Kisah Warga Kulon Progo Menunggu Uang Ganti Rugi JJLS Tak Kunjung Cair

Warga Kalurahan Karangwuni di Kapanewon Wates, Kulon Progo gelisah dengan kelanjutan proyek Jalur Jalan Lintas Selatan (JJLS) yang melewati wilayahnya

Penulis: Alexander Aprita | Editor: Iwan Al Khasni
TRIBUN JOGJA/Alexander Ermando
PATOK JJLS: Andi, warga Kalurahan Karangwuni, Kapanewon Wates, Kulon Progo, menunjukkan patok penanda proyek JJLS di lahan miliknya, Jumat (25/07/2025). 

Warga Kalurahan Karangwuni di Kapanewon Wates, Kulon Progo gelisah dengan kelanjutan proyek Jalur Jalan Lintas Selatan (JJLS) yang melewati wilayahnya. Sebab hingga saat ini ratusan warga belum menerima Uang Ganti Rugi (UGR) atas lahannya yang terdampak proyek.

TIDAK JELAS: Patok penanda proyek JJLS yang berada di dekat Kantor Kalurahan Karangwuni, Kapanewon Wates, Kulon Progo, Rabu (25/07/2025). Hingga kini belum ada kejelasan terkait kelanjutan dari proyek tersebut.
TIDAK JELAS: Patok penanda proyek JJLS yang berada di dekat Kantor Kalurahan Karangwuni, Kapanewon Wates, Kulon Progo, Rabu (25/07/2025). Hingga kini belum ada kejelasan terkait kelanjutan dari proyek tersebut. (TRIBUN JOGJA/Alexander Ermando)

EKO Yulianto, warga Karangwuni mengatakan mereka terus menanti pencairan ganti rugi selama 6 tahun lamanya. Terhitung sejak Izin Pelaksanaan Pekerjaan (IPL) proyek JJLS diterbitkan.

"Kami sudah menunggu bertahun-tahun, kok tidak ada pencairan," kata Eko ditemui di Karangwuni pada Jumat (25/07/2025).

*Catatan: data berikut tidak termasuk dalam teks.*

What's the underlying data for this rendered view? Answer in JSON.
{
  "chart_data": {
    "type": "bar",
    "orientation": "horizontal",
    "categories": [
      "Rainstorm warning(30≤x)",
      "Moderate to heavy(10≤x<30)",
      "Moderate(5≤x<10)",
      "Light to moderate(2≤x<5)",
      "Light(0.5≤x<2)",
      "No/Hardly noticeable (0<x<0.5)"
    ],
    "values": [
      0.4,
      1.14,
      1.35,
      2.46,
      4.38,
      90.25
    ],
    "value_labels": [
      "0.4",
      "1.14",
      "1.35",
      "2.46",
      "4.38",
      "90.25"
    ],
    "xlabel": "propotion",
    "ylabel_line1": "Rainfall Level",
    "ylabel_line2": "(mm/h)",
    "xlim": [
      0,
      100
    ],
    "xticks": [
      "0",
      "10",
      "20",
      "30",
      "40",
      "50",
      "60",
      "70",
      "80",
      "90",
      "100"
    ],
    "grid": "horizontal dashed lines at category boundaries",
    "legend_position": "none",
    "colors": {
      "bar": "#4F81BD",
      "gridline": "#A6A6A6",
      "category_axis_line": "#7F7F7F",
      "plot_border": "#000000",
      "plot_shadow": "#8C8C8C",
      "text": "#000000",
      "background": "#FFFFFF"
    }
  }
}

Padahal, warga Karangwuni sudah mengikuti semua tahapan. Mereka juga sudah menerima jika lahannya harus terdampak oleh proyek JJLS, yang saat ini menjadi kewenangan pemerintah pusat.

Menurut Eko, tim appraisal sudah melakukan pengukuran dan penaksiran nilai lahan warga yang terdampak. 

Nilai UGR untuk setiap warga yang lahannya terdampak pun sudah keluar, sehingga saat ini tinggal nunggu pencairan.

Warga yang sudah hakulyakin akan menerima pencairan pun memutuskan membeli lahan untuk bangunan rumah yang baru. 

Biayanya mengandalkan pinjaman dari bank, dengan sertifikat tanah sebagai jaminan.

"Harapan warga, begitu menerima pencairan UGR bisa langsung melunasi pinjaman di bank," jelas Eko.

Namun sampai kini tidak ada kejelasan terkait pencairan UGR dari pihak terkait, sampai status IPL sudah habis. 

Adapun IPL JJLS diterbitkan tahun 2019 dan hanya berlaku selama 2 tahun.

Alhasil, warga yang sudah telanjur menggadaikan sertifikat tanah demi pinjaman di bank pun nasibnya kini seakan digantung. Mereka pun tidak berani berbuat banyak karena khawatir dampak kerugian yang ditimbulkan.

Eko merasa ada kejanggalan dalam proses pencairan UGR. Pasalnya, pencairan UGR untuk Karangwuni justru dilakukan sebagian terhadap lahan di sisi barat, sedangkan yang sisi timur belum dilakukan.

"Padahal yang di Kalurahan Garongan, Kapanewon Panjatan di sisi timur Karangwuni UGR-nya sudah beres, harusnya kan sisi timur Karangwuni dulu, kok ini langsung lompat ke sisi barat," ujarnya.

Warga pun sudah menempuh berbagai upaya agar hak mereka bisa segera dipenuhi.

Mereka telah melakukan audiensi secara berjenjang mulai dari tingkat kabupaten sampai provinsi.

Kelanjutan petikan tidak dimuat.